Portobello: o espetáculo da inocência

Portobello: o espetáculo da inocência

Entre palco e julgamentos, minissérie da HBO relembra a história de ascensão e queda do apresentador de TV italiano Enzo Tortora

A primeira virtude de Portobello é arrebentar com o ditado que quem não deve não precisa temer. Muito alardeado e pouco confirmado, o dito popular não apenas não se confirma como, com frequência, destrói quem acredita que a simples verdade dos fatos garante tranquilidade. Não garante. Enzo Tortora, o protagonista, acreditou nisso. E perdeu.

Portobello é uma minissérie baseada em relatos reais, exibida pela HBO em seis capítulos. O roteiro se baseia em Lettera a Francesca, livro póstumo lançado em 2016, no qual Tortora dá a sua versão sobre o calvário que enfrentou.

Até o início dos anos 1980, Tortora (interpretado no filme por Fabrizio Giffuni) se destacava nacionalmente como apresentador da emissora italiana RAI. À frente de Portobello — programa exibido nas noites de sexta, que misturava números musicais, namoros na TV, espetáculos circenses e toda sorte de atrações — tornou-se em um fenômeno diante de 28 milhões de telespectadores.

Tudo começou a desmoronar em junho de 1983, quando ele foi preso sob acusações de ligações com a máfia e o tráfico de drogas.
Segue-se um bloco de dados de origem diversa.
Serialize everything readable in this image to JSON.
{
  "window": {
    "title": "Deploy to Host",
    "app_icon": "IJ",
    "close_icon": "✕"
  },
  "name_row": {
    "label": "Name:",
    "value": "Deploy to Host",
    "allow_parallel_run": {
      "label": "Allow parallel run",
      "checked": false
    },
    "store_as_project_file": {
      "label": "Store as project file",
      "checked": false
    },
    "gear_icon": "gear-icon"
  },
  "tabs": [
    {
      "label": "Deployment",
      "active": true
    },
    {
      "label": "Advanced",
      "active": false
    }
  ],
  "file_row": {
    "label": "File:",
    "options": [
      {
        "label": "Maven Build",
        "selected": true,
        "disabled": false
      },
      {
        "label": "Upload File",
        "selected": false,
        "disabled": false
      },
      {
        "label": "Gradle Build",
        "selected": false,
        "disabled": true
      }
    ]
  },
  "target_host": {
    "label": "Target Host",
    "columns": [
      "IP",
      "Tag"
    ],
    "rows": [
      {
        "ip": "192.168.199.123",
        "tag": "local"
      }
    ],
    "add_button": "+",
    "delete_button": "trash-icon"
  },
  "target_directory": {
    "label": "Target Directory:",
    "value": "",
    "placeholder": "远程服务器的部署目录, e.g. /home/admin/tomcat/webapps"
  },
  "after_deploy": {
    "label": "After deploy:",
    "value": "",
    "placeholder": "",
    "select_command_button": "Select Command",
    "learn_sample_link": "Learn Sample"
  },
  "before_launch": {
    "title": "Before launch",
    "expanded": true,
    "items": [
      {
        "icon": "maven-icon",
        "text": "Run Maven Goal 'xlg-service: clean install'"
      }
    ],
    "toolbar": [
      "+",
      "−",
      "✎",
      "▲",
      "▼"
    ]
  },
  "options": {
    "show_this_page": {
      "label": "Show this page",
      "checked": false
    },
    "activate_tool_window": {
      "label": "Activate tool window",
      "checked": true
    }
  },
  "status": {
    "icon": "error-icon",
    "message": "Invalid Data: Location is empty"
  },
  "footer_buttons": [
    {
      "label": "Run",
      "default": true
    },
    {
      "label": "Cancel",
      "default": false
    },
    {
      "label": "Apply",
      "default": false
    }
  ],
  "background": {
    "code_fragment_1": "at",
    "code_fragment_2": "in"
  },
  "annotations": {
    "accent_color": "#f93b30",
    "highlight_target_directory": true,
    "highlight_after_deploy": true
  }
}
A denúncia partiu de alguém sem a menor credibilidade, que agiu de maneira leviana (ou vingativa, como dá a entender o desenrolar da história). No caso, o ressentido é Giovanni Pandico, nome de segunda linha da Nuova Camorra Organizzata, grupo criminoso de Nápoles liderado por Raffaele Cutolo. 

À época, as organizações criminosas haviam sido responsáveis por centenas de assassinatos, sequestros e atentados em toda a Itália. A população se encontrava revoltada e assustada. Assim, todos esses elementos contribuíam para que a paranoia se alastrasse. E qualquer denúncia fosse tomada como verdade

Coescrito e dirigido por Marco Bellocchio (italiano nascido em Bobbio, 86 anos, com mais de duas dezenas de longas-metragens e parcerias com Pier Paolo Pasolini, Glauber Rocha, Jean-Luc Godard e Bernardo Bertolucci), o filme é um reflexo das pretensões do cineasta: um criador que se caracteriza por imprimir em seu trabalho um forte caráter político. E a Itália do período abordado – o final dos anos 70 e o começo da década seguinte — era essencialmente política.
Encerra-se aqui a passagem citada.